Zitter used a bilevel positive airway pressure mask to help Mrs. Z breathe, but the patient kept pulling it off. Zitter made the difficult decision to remove the mask. Mrs. Z died four hours later, “looking comfortable,” Zitter wrote.
“At the end, I look back on the case, and I worry I made it worse,” Zitter told The Times of Israel. “Emotions, and your own personal history, can cloud your thinking.”
She added that at the time, “I was still so in the ICU mode. It was the only way I could imagine justice.”
Zitter describes palliative care as “a new paradigm.” Some say the medical paradigms are beginning to shift.
‘You need a long-term view of the world on whether the glass is half-full or half-empty’
“You need a long-term view of the world on whether the glass is half-full or half-empty,” said Ezekiel Emanuel, the chair of the Department of Medical Ethics and Health Policy at the University of Pennsylvania and a former Obama Administration health official. “We tend to focus on half-empty, less on half-full.”
“When you’ve been around as long as I have and seen end-of-life care over 30 years, I take the long way. Many of us feel it’s not [moving] fast enough. On the other hand… to deny that things have changed is counterproductive and factually untrue,” said Emanuel.
In a sign of change, Zitter held a “Death Cafe” at her synagogue, the Modern Orthodox Beth Jacob Congregation in Oakland, several years ago.
“They said, ‘We are really interested in having you come in and speak,’” she recalled. “I was happy to do it.”
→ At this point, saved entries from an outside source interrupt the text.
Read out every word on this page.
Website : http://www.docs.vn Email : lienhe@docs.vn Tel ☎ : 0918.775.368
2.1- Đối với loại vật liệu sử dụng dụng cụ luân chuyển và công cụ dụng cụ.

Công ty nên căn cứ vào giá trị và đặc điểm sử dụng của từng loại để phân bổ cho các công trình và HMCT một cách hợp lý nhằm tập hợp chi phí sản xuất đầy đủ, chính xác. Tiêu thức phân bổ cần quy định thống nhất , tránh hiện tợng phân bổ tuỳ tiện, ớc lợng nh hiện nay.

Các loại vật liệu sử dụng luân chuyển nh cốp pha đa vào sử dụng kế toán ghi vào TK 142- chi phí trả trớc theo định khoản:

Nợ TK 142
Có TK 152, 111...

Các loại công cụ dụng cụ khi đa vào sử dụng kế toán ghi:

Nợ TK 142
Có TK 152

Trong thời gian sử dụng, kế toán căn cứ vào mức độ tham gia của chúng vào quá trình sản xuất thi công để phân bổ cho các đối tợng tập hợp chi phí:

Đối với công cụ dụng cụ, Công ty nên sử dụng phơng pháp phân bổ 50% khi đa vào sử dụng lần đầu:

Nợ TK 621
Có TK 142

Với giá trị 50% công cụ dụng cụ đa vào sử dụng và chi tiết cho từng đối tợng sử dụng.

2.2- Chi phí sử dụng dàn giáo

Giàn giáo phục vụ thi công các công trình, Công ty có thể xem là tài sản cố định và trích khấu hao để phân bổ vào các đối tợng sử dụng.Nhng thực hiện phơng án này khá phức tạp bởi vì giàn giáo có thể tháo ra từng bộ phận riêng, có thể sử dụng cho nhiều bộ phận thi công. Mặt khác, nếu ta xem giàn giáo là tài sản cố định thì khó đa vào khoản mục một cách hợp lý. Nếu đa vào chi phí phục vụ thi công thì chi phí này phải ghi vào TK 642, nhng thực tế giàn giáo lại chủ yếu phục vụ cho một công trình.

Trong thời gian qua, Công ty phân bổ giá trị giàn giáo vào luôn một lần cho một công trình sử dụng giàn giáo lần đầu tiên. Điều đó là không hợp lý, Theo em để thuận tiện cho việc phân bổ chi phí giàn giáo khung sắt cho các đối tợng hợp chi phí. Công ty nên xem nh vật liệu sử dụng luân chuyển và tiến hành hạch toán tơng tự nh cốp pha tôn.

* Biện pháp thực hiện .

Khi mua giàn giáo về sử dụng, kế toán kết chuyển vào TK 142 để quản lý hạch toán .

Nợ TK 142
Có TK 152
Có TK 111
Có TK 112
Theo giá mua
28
“Modern medical ethics… isn’t necessarily in sync with the halachic approach to death. According to traditional Jewish law, you’re not allowed to take away anything keeping a body alive. That’s not how I feel,” she said.
And, she added, “I’m pleased my synagogue and rabbi are very progressive people who want to present both sides.”
“We need more,” Emanuel said when asked about his view of palliative care. “There are a lot of people who have symptoms towards the end of life, and not only the end of life, that are alleviated by a constellation of innovations we know how to deploy. In general, it’s not frequent enough.”
“From an oncology perspective, the moment someone is not doing well from a metastatic disease that will kill them eventually, and they spend more than half their time in bed, those are times for palliative care. There’s no need to wait till the last few days,” he said.
Emanuel and Zitter were asked separately about the possibility of a miraculous recovery.
“They’re pretty rare,” Emanuel said. “There are some families that want it. But there are some conditions where it’s just not going to happen.”
‘I am completely against euthanasia’
Zitter said that of the thousands of patients she has cared for, “under 10” have made such a recovery — “maybe five stick out.” She estimated the odds might be “one in 10,000, one in a thousand.”
She added, “An important piece is the odds. When it’s just a lottery ticket, okay, you lost $5. It’s the odds of losing, not getting a good outcome, taking a chance by a lifetime on machines for a miraculous recovery. It’s not just losing $5 to $10 but committing yourself to a life of suffering on machines.”
She drew a clear distinction between palliative care and euthanasia.
“I am completely against euthanasia,” she said. “I’ll put it right out. I do not approve. It’s not something I ever want to do. It’s not why I became a doctor. This is really an important topic.”
“As a palliative care doctor, there is nothing here about removing autonomy or putting people to death,” she said. “It’s the exact opposite. We’re about enhancing autonomy, giving a choice to people to take their lives into their own hands and decide how they want to live.”